Noam Mor’s father moved to the US because he believed he could be a success, but he struggled. But his father bought Noam all kinds of reading material at a used bookstore on the way home from work—anything from comics to Nancy Drew to literature--and made him read daily. At 8, Noam decided he was an atheist, and, every Saturday after that, walking to synagogue, Noam and his father and would argue about this—Noam’s constant struggle to identify a spiritual concept in the human condition. Also at 8, Noam was given a great books collection and chose Madame Bovary to read, fell in love with it, and decided to write. His first writing project was 350 handwritten pages of a science fiction novel about a submarine that goes through a huge sea cave and ends up in another world inside our own. Noam worked on it from 8-9 or so—when it was burned, on purpose, by somebody in his household. After that, Noam wrote poetry, as poems were easily copied and distributed in more than one household. But the poems were morose—about dead pigeons, about his father’s early death from a heart attack, about child abuse—so Noam gave up poetry in junior high school and approached fiction again, now with a poetic aesthetic and language. Over the years, Noam resisted his mother’s suggestions that he should give up writing. He studied philosophy, in which he is ABD, and now teaches it at Long Island University. He studied writing, in which he has an MFA, and, in 2002, published his first novel, Arc: Cleavage of Ghosts. Now Noam is finishing a short story collection. Over the years, Noam developed a style of writing from constant practice, constantly rewriting until he gets the language and a certain density—cutting, cutting, cutting. Noam writes a story until it feels complete, then cuts it into fragments—words and sentences—then he mixes it up, tapes it to a wall, and recombines the story. His next book will be about the notion of faith and it will be a great book—narrated in 12 voices, which will combine to form a highly unstable 13th meta-voice at junctures in the text. The other thing that you should know about Noam is that he is glad that he went on a blind date where he met the wonderful Kimberly, who became his even more wonderful Kismet.

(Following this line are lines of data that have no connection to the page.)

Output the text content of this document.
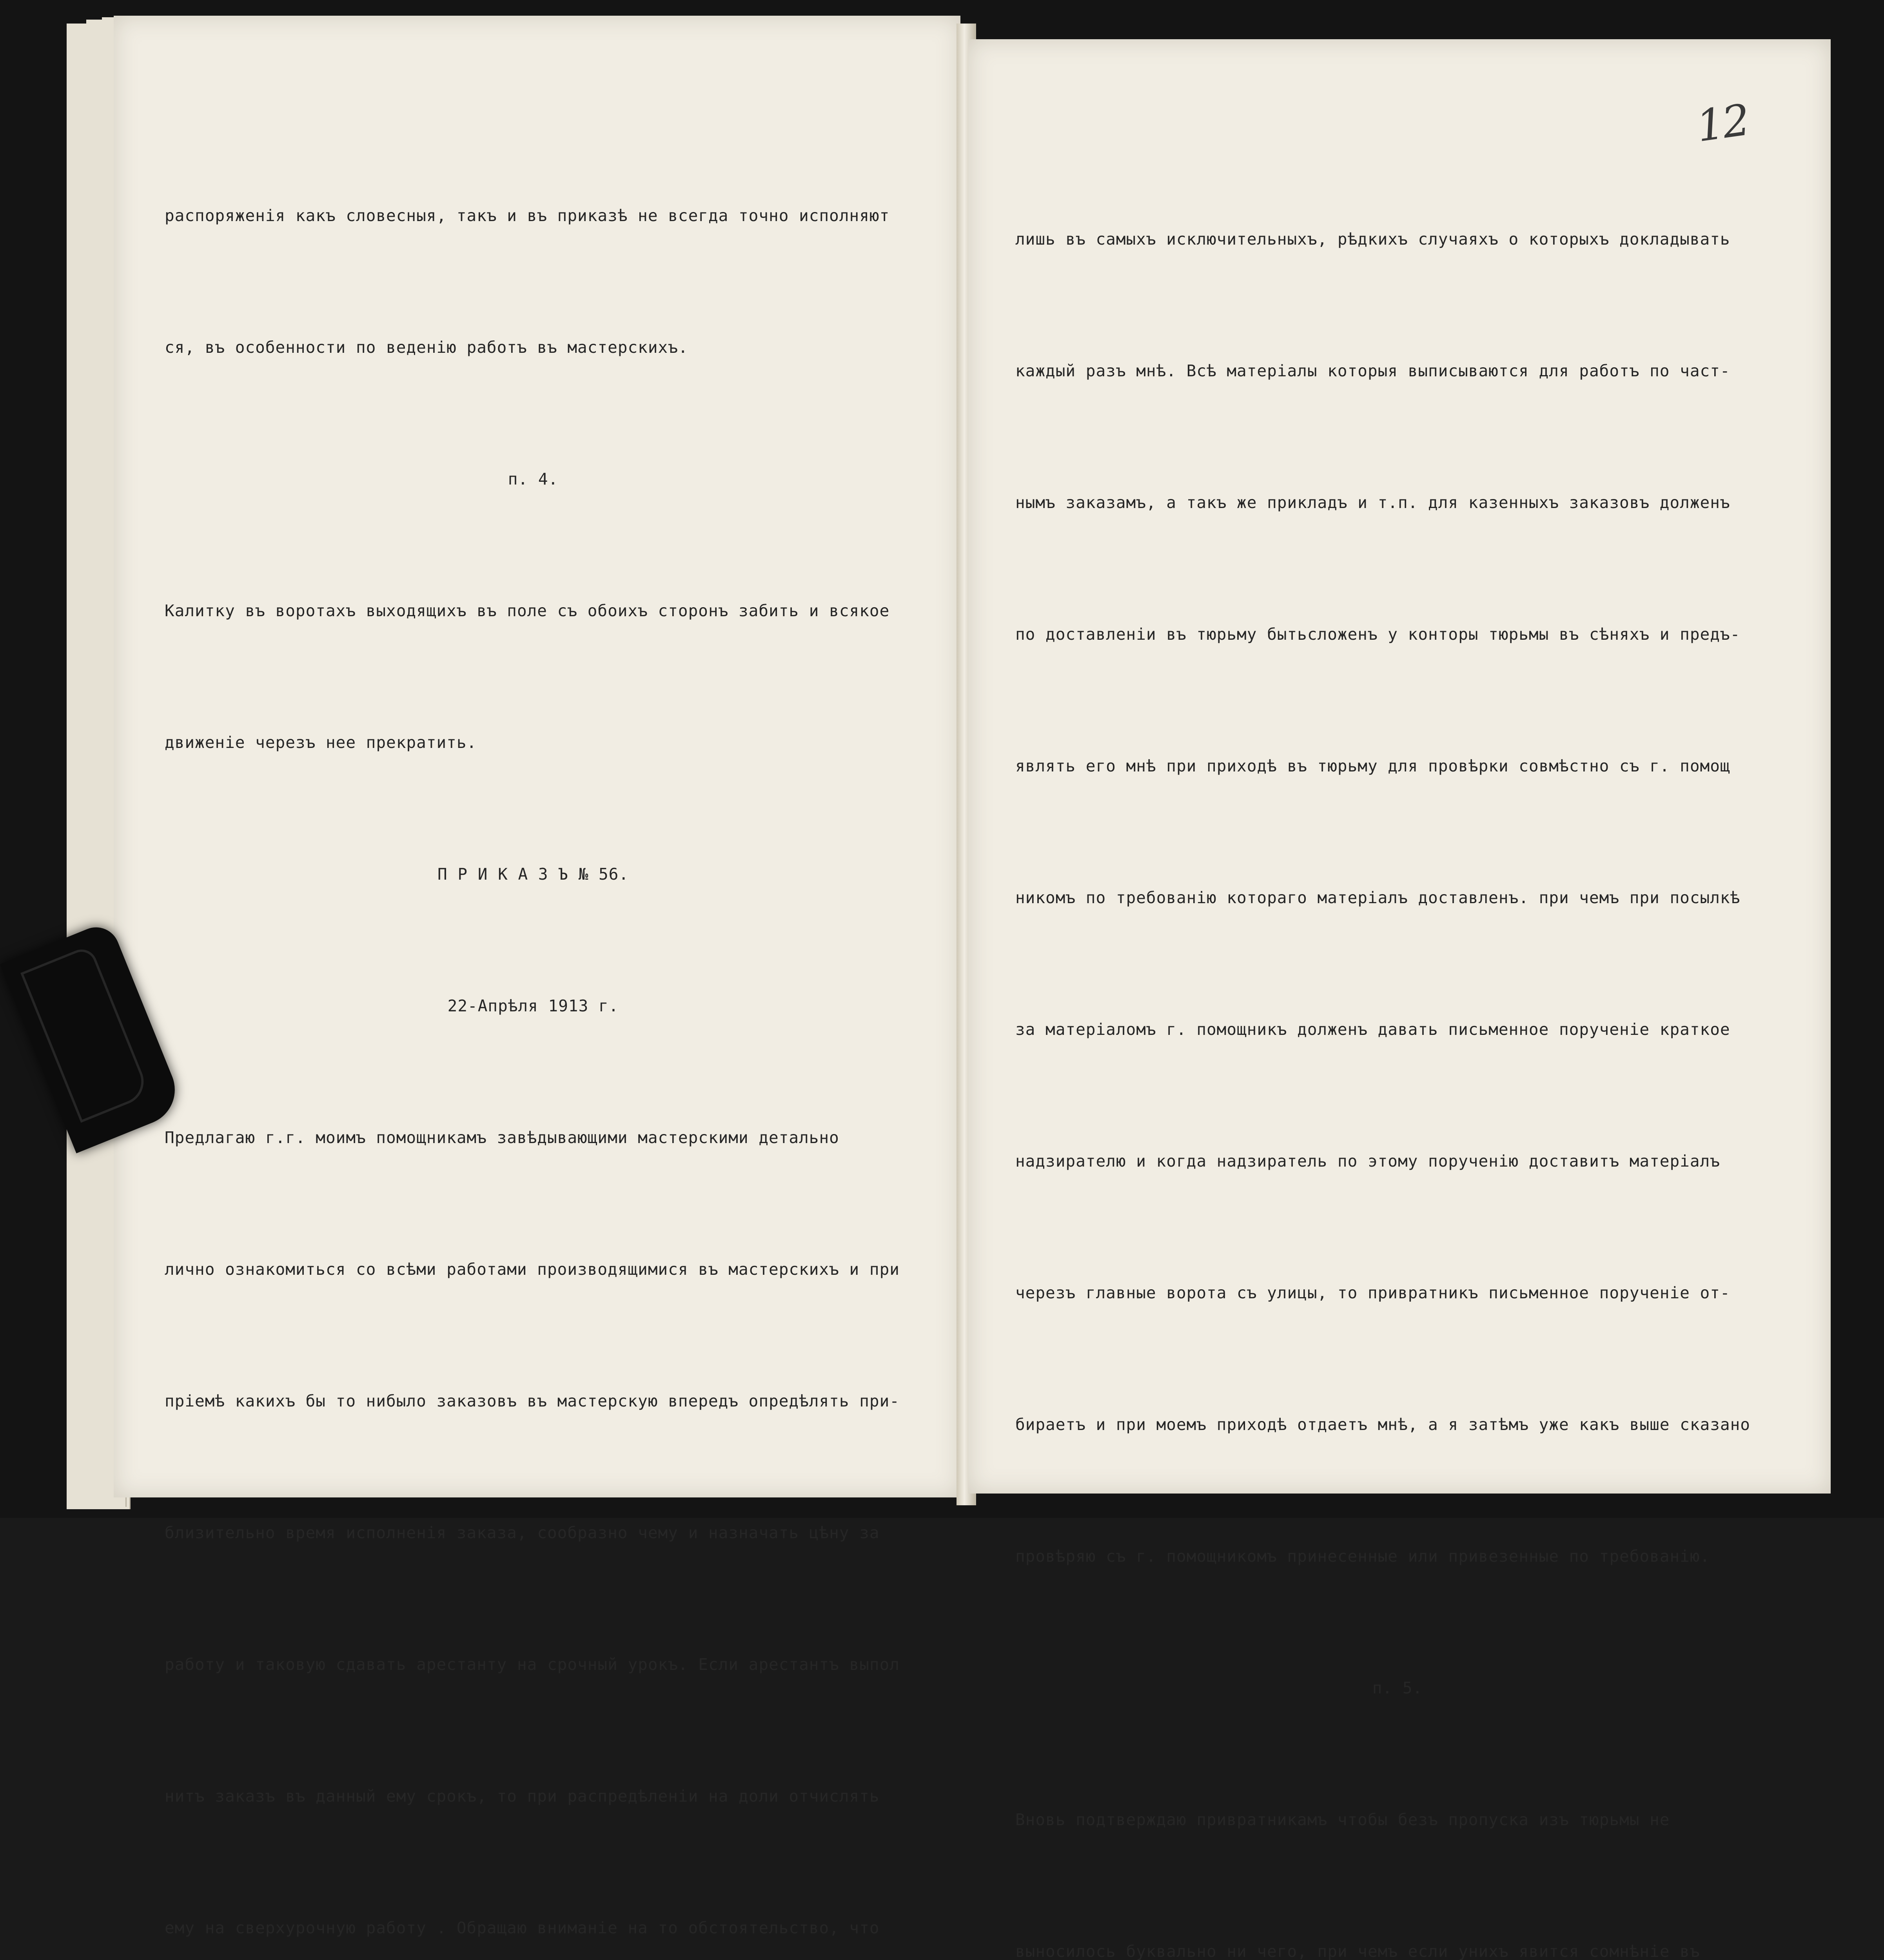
распоряженія какъ словесныя, такъ и въ приказѣ не всегда точно исполняют

ся, въ особенности по веденію работъ въ мастерскихъ.

п. 4.

Калитку въ воротахъ выходящихъ въ поле съ обоихъ сторонъ забить и всякое

движеніе черезъ нее прекратить.

П Р И К А З Ъ № 56.

22-Апрѣля 1913 г.

Предлагаю г.г. моимъ помощникамъ завѣдывающими мастерскими детально

лично ознакомиться со всѣми работами производящимися въ мастерскихъ и при

пріемѣ какихъ бы то нибыло заказовъ въ мастерскую впередъ опредѣлять при-

близительно время исполненія заказа, сообразно чему и назначать цѣну за

работу и таковую сдавать арестанту на срочный урокъ. Если арестантъ выпол

нитъ заказъ въ данный ему срокъ, то при распредѣленіи на доли отчислять

ему на сверхурочную работу . Обращаю вниманіе на то обстоятельство, что

12

лишь въ самыхъ исключительныхъ, рѣдкихъ случаяхъ о которыхъ докладывать

каждый разъ мнѣ. Всѣ матеріалы которыя выписываются для работъ по част-

нымъ заказамъ, а такъ же прикладъ и т.п. для казенныхъ заказовъ долженъ

по доставленіи въ тюрьму бытьсложенъ у конторы тюрьмы въ сѣняхъ и предъ-

являть его мнѣ при приходѣ въ тюрьму для провѣрки совмѣстно съ г. помощ

никомъ по требованію котораго матеріалъ доставленъ. при чемъ при посылкѣ

за матеріаломъ г. помощникъ долженъ давать письменное порученіе краткое

надзирателю и когда надзиратель по этому порученію доставитъ матеріалъ

черезъ главные ворота съ улицы, то привратникъ письменное порученіе от-

бираетъ и при моемъ приходѣ отдаетъ мнѣ, а я затѣмъ уже какъ выше сказано

провѣряю съ г. помощникомъ принесенные или привезенные по требованію.

п. 5.

Вновь подтверждаю привратникамъ чтобы безъ пропуска изъ тюрьмы не

выносилось буквально ни чего, при чемъ если унихъ явится сомнѣніе въ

[Note: This postcard life story is part of a series of postcard life stories that will appear in Keyhole #6 (guest edited by William Walsh), where all the contributor bios will be postcard life stories--the idea being to make every possible aspect of the magazine literature.]
1 comment:
I love the cutting up and pasting stories on the wall. And I was so sad to hear that submarine novel was burned! I can't wait to get this edition of Keyhole!